Я отползла в сторонку, разложила по полу несколько вязанок рисовой соломы вместо матраса и улеглась под хриплый смех карточных игроков и шорох ореховой шелухи. В темноте, вдали от любопытных глаз, я достала крошечный карманный фонарик, блокнот и ручку. Я должна была кое-что сделать, и это было нечто настолько личное, что мне не хотелось, чтобы кто-нибудь видел выражение моего лица в этот момент.

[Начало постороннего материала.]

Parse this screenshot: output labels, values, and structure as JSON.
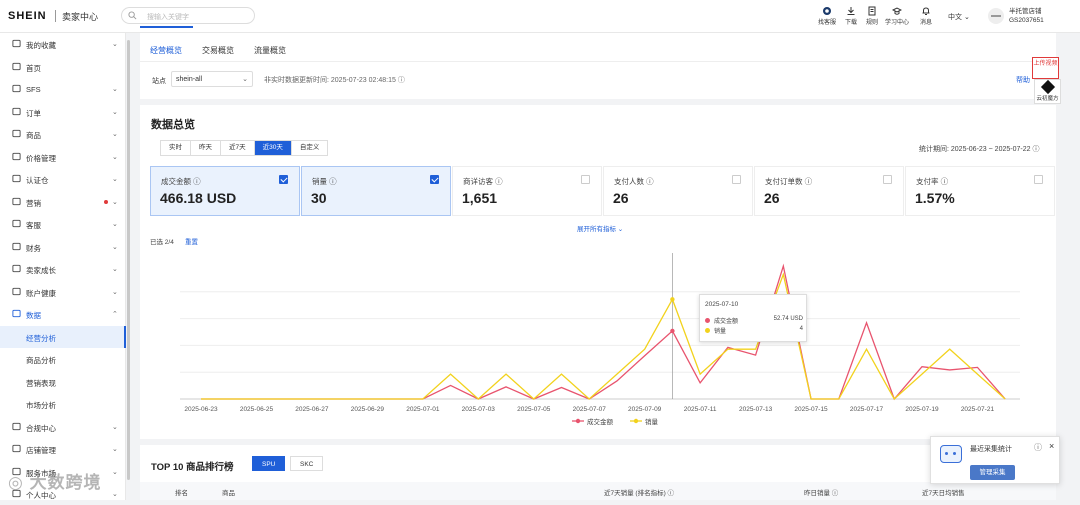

Последние несколько дней, что я провела в путешествии по долине, меня преследовал один образ. Я представляла, что рядом со мной идет моя мама. Сперва я отмахнулась от этой мысли. Я страшно скучала по ней, но в этом не было ничего нового: еще в дельте Меконга я мечтала, что она присоединится ко мне, и компенсировала ее отсутствие почти ежедневными письмами. Это из-за нее я полюбила путешествия: истории, которыми она убаюкивала меня, ее любопытство – все послужило причиной; она поддерживала меня каждый раз, когда я приходила домой с очередной безумной идеей отправиться колесить по миру. Само собой, мне хотелось, чтобы она была рядом.
Но как-то раз я так размечталась, что внезапная мысль вдруг стала обретать очертания. Почему бы ей не приехать сюда и не навестить меня? Я знала язык и местность. Я могла бы защитить ее, нести свой и ее рюкзаки, следить, чтобы она хорошо питалась и каждую ночь проводила с удобством. Такой образ жизни ей не в новинку. Я уже представляла выражение ее лица, когда она впервые увидит рынок…
Эта идея, стоило ей поселиться в моем воображении, начала разрастаться в голове, как сорняк. Уже много дней я пыталась выкроить спокойную минутку, чтобы выразить свои мысли и записать их последовательно и убедительно. И вот время пришло, и слова сами посыпались на бумагу. Я восторженно строчила:
Дописав, я аккуратно сложила листок и спрятала в рюкзак. Подожду и отправлю, когда вернусь в Ханой. Слишком уж важное это письмо, чтобы затеряться в пути.
Дождь шел неделю без перерыва. Туман лежал на полях плотным тяжелым покровом и проникал сквозь открытые окна. Одежда, развешанная на потолочных балках, отяжелела от сырости, а мой маленький кассетный магнитофончик попищал и умер. Я несколько раз пыталась согреть его над очагом, а братья разгневанно трясли, но напрасно. Все вели себя беспокойно, курили чаще и оставляли на земляном полу грязные следы. Лишь старая бабушка, глава семьи, женщина с гладко зализанными волосами, высокими скулами и очками с толстыми стеклами, не поддавалась всеобщему унынию. Она часами сидела неподвижно; лишь ее рука с иглой порхала над вышитыми свадебными брюками.
На третий день мне принесли крошечную девочку-грудничка, ей не было и года. Она упала в огонь в соседской хижине; рука ее распухла и окрасилась в отвратительный фиолетовый цвет вокруг двух глубоких ожогов-кратеров, которые уже успели загноиться. Раны были грязными, их обернули старыми тряпками, и девочка беспрерывно плакала. Стоило мне приблизиться к ней, как она начинала выть еще сильнее и писалась на шестилетнюю сестренку, которая несла ее привязанной к спине. Я испугалась и не смогла обработать раны самостоятельно, вместо этого приказала сестре промыть ожоги с мылом и теплой водой и спросила старика, какие лекарства они используют. Тот достал из-за пазухи тюбик с кремом, держа его бережно, как крошечную пташку. Это было антигрибковое средство, гуманитарная помощь от Красного Креста. Я намазала ожоги ребенка тройной дозой антибиотика и пообещала делать так каждый день, если они, в свою очередь, пообещают наложить на рану чистую повязку. С тех пор девочку приносили ко мне в один и тот же час, и я с содроганием ждала предвестников ее появления: сперва близящийся вой, затем запах свежей мочи и, наконец, полные ужаса и слез глаза, которые округлялись от страха при виде меня.